Der Reichstag der Weimarer Republik (Umschlagbild nach einem Gemälde von Annot; Kunstsammlung des Deutschen Bundestages) ist bisher von der Forschung übersehen worden. Aus der Perspektive einer Kulturgeschichte der Politik fragt diese Arbeit: Wie gestaltete sich die Kommunikation der Vertreter einer »fragmentierten Gesellschaft« in einer Institution, in der man einander nicht leicht ausweichen konnte? Mit ethnologischen und diskursanalytischen Methoden beschreibt sie Vergesellschaftungsstrukturen und Arbeitsformen, den Alltag und das Selbstverständnis in einem Parlament, in dem ein großer Teil der Mitglieder keine parlamentarischen Vorerfahrungen hatte.

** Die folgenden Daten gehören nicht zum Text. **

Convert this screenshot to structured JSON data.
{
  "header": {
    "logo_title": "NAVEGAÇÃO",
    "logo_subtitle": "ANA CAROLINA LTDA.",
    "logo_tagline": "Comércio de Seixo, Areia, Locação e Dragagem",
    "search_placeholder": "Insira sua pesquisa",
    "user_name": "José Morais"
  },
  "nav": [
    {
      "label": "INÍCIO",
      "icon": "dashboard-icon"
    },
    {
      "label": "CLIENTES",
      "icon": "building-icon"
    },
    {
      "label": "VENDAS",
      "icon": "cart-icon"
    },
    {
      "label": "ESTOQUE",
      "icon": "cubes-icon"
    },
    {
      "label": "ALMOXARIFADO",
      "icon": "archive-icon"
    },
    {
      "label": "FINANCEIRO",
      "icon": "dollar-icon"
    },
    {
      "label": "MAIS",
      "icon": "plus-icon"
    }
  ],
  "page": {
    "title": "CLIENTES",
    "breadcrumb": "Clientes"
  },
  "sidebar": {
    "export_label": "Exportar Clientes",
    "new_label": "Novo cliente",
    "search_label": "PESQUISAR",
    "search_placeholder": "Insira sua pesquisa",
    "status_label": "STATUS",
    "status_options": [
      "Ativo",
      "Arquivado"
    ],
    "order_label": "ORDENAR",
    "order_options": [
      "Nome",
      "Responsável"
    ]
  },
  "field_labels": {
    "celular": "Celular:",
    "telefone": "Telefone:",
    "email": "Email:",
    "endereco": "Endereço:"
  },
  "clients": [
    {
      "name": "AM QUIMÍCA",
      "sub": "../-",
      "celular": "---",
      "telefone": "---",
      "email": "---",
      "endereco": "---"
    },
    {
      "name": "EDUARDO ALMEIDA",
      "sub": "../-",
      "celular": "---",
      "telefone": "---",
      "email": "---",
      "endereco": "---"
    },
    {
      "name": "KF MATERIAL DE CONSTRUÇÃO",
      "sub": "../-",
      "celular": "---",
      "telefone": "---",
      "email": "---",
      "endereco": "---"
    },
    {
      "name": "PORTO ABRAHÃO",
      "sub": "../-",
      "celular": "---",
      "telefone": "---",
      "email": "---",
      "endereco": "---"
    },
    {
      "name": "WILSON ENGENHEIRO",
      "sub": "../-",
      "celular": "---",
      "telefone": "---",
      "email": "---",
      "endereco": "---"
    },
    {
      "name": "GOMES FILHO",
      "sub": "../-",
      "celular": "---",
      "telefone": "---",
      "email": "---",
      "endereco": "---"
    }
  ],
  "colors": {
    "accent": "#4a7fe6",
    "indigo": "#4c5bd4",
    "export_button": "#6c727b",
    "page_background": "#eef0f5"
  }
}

Sie untersucht die kommunikativen Routinen, die Sprachformen, in denen Konflikte ausgetragen werden konnten, und arbeitet heraus, daß es ein wesentlicher Bestandteil dieser Routinen war, im Konflikt das Weitermachen zu ermöglichen. Gemeinsame Erfahrungen, ein fester Regelkanon und weithin geteilte Ordnungsvorstellungen führten dazu, daß sich eine breite Koalition von links bis rechts ergab, die Politik als regelgeleitetes Handeln auffaßte und deshalb die »Legitimation durch Verfahren« hochschätzte. Nimmt man die Kommunisten und später die Nationalsozialisten aus, die dieser Vorstellung von »guter Politik« widersprachen, so ergab sich in den zwanziger Jahren ein gewissermaßen nicht intendierter Trend zum »pragmatischen Republikanismus«, nicht notwendig aus politischer Überzeugung, sondern als Ergebnis von Alltagshandeln. Die Kehrseite dieses Integrationsprozesses war ein schwieriges Verhältnis zur Öffentlichkeit, die interne Verständigung mit Mißtrauen beobachtete. Parlamentskritik war nicht von vornherein Ausfluß einer antirepublikanischen Haltung. Vielmehr kann sie verstanden werden als der Effekt von unerfüllbar hohen Erwartungen seitens der Öffentlichkeit, in denen das Versagen des Parlaments vorgezeichnet war. Die Arbeit beleuchtet so nicht nur einen bisher unerforschten Aspekt der Politik- und Mentalitätsgeschichte der Weimarer Republik, sondern leistet auch einen historischen Beitrag zur Soziologie politischer Institutionen.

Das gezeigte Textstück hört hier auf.